After creating your new instance, verify it uses HVM virtualization:

  1. In the EC2 Console, select your new instance
  2. Check the Details tab - Virtualization type should show hvm
CLI verification
aws ec2 describe-instances \
--region us-east-1 \
--instance-ids <your-instance-id> \
--query "Reservations[*].Instances[*].[InstanceId,VirtualizationType]" \
--output table

Expected output:

---------------------------------
| DescribeInstances |
+----------------------+--------+
| i-0123456789abcdef0 | hvm |
+----------------------+--------+

Additional Resources

Notes

  • Migration required: Paravirtual instances cannot be converted to HVM in place.
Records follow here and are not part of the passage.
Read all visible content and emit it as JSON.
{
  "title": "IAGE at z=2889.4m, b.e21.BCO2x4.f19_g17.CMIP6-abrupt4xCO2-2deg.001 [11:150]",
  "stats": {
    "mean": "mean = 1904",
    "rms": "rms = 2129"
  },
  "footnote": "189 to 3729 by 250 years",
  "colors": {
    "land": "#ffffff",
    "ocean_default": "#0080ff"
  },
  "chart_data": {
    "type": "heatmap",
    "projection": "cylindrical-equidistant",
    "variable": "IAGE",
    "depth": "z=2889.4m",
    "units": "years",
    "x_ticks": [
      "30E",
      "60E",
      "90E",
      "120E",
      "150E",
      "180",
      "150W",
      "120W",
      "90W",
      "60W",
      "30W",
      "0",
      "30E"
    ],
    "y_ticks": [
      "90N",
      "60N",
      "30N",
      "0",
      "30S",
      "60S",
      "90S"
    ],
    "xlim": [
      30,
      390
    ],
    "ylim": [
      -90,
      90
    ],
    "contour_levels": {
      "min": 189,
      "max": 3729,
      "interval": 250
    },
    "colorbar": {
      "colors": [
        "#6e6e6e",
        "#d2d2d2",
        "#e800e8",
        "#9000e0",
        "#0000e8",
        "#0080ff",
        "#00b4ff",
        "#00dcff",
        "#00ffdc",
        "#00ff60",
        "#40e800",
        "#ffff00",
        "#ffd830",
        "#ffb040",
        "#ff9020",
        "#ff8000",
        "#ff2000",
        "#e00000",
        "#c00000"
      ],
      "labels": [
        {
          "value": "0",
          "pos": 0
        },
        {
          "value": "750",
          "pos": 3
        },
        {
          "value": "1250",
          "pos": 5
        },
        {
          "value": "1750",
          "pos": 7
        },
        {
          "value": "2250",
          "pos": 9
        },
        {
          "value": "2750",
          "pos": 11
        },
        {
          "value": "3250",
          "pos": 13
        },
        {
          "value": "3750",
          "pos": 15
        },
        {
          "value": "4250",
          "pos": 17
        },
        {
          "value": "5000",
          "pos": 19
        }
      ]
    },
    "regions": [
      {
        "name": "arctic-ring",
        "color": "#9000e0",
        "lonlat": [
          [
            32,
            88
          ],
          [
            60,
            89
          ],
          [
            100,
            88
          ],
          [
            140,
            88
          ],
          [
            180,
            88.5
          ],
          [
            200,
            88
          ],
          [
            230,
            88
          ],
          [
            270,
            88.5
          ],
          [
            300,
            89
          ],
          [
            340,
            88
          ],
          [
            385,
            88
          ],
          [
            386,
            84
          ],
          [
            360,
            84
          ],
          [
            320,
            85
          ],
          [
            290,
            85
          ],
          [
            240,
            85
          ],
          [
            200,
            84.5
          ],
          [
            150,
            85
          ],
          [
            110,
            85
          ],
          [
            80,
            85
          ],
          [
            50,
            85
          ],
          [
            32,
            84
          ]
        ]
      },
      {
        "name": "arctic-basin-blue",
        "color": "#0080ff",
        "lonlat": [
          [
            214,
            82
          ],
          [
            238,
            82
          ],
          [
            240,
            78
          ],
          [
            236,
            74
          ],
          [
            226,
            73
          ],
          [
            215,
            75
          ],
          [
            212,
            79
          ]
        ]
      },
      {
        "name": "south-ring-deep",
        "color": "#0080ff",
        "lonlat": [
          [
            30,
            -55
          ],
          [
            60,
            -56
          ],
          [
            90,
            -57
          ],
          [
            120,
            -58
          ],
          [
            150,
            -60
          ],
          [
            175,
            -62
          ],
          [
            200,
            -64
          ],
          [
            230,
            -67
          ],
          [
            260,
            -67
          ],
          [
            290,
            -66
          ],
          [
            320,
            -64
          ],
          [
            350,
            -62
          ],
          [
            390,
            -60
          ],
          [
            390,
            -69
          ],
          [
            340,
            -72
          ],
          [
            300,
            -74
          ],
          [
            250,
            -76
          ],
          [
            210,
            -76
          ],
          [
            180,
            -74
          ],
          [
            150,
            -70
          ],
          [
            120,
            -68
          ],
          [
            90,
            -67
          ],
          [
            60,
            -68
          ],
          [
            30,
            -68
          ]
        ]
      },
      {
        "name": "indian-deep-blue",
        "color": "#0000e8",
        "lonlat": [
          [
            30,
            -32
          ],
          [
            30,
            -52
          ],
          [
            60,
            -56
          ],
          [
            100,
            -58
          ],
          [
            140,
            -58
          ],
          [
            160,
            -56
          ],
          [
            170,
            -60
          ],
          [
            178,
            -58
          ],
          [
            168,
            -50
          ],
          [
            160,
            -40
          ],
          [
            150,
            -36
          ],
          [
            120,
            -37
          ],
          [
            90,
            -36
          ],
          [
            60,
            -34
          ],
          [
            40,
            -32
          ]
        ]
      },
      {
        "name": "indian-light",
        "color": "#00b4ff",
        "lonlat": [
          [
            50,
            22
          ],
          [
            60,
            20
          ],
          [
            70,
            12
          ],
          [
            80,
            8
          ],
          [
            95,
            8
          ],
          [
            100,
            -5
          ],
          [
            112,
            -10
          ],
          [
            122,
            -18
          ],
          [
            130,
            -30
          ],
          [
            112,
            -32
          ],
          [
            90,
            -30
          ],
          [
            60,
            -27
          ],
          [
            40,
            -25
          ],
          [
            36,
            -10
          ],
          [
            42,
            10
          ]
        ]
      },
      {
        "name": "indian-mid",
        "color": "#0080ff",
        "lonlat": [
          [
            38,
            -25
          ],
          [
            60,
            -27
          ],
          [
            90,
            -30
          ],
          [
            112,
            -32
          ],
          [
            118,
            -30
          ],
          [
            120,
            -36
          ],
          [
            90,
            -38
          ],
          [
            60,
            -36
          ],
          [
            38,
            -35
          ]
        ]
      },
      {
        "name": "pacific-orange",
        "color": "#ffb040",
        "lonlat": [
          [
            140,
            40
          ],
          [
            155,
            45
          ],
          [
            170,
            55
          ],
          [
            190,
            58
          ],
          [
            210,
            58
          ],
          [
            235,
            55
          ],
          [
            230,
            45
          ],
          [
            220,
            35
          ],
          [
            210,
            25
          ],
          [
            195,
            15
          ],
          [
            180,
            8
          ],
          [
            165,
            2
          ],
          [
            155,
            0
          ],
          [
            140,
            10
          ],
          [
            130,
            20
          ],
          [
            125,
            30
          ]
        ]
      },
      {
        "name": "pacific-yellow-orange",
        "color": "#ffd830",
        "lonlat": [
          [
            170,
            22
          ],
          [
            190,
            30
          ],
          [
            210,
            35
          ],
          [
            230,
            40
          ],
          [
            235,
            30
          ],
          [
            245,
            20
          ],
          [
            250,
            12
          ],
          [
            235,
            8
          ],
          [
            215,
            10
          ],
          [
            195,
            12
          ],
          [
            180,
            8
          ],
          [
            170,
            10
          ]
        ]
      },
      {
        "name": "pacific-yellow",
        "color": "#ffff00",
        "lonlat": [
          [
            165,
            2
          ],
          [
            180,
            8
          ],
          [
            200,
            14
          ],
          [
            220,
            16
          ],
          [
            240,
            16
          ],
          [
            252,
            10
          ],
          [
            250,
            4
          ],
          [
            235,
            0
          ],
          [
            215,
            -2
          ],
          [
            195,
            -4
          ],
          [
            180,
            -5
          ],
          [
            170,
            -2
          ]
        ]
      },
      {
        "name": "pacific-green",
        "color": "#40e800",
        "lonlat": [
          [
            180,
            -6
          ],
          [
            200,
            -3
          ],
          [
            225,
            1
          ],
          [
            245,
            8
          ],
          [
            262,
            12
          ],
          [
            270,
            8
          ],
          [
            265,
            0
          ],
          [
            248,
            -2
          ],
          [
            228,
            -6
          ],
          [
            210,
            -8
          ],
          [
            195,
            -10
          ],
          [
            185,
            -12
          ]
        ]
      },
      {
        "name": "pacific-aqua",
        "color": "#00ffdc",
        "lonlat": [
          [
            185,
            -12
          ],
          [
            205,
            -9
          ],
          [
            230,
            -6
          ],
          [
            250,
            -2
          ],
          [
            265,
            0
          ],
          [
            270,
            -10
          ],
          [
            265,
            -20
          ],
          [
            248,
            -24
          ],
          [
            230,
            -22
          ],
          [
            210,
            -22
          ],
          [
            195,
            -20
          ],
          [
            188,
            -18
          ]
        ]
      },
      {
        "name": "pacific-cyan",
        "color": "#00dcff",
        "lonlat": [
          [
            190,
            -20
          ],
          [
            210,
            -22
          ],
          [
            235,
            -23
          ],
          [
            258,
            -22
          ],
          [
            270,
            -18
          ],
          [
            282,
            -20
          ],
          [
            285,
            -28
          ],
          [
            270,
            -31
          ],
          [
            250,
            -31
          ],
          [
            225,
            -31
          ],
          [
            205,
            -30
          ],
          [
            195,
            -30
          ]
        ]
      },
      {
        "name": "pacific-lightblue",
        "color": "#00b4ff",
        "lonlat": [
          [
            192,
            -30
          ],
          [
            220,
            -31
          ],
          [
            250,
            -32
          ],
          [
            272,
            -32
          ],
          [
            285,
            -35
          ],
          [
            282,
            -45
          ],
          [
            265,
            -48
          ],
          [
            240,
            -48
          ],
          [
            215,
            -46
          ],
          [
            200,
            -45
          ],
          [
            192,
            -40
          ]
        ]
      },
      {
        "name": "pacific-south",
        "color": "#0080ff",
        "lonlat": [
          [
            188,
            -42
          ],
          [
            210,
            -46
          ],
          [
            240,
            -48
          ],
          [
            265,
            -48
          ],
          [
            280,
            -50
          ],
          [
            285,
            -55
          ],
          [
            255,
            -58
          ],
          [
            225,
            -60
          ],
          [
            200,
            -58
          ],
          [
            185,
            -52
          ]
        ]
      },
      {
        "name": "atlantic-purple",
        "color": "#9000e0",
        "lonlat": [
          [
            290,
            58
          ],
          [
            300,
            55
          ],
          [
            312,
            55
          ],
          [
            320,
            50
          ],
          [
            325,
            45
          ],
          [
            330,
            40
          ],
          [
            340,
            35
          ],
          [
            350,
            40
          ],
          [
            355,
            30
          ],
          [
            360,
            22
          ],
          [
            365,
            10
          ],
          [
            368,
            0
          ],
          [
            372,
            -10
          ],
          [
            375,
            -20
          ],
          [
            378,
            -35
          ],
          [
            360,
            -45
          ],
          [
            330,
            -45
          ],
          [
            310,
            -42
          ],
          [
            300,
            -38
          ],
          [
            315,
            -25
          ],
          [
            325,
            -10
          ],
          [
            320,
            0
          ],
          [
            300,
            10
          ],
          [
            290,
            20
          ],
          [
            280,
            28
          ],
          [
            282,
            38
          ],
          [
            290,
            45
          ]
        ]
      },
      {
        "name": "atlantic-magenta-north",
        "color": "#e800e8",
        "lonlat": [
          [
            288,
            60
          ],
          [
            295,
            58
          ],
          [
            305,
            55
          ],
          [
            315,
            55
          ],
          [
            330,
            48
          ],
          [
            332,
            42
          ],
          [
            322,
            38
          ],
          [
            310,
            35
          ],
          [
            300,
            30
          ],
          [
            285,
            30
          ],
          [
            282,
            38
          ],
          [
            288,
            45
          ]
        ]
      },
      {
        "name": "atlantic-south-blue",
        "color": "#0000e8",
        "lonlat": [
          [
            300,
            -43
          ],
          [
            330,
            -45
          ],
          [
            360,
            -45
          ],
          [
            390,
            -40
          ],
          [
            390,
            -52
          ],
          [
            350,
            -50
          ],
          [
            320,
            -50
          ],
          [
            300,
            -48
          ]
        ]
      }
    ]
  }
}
You must launch a new instance and migrate your workload.
  • Instance type selection: All current-generation instance types (t3, m5, c5, r5, etc.) use HVM. Legacy instance types like t1, m1, m2, c1 used paravirtual and are no longer recommended.
  • AMI compatibility: Ensure you select an HVM-compatible AMI. Most modern AMIs (Amazon Linux 2, Amazon Linux 2023, Ubuntu 18.04+, etc.) are HVM-based.
  • Cost consideration: Modern HVM instance types often provide better price-performance than legacy paravirtual instances.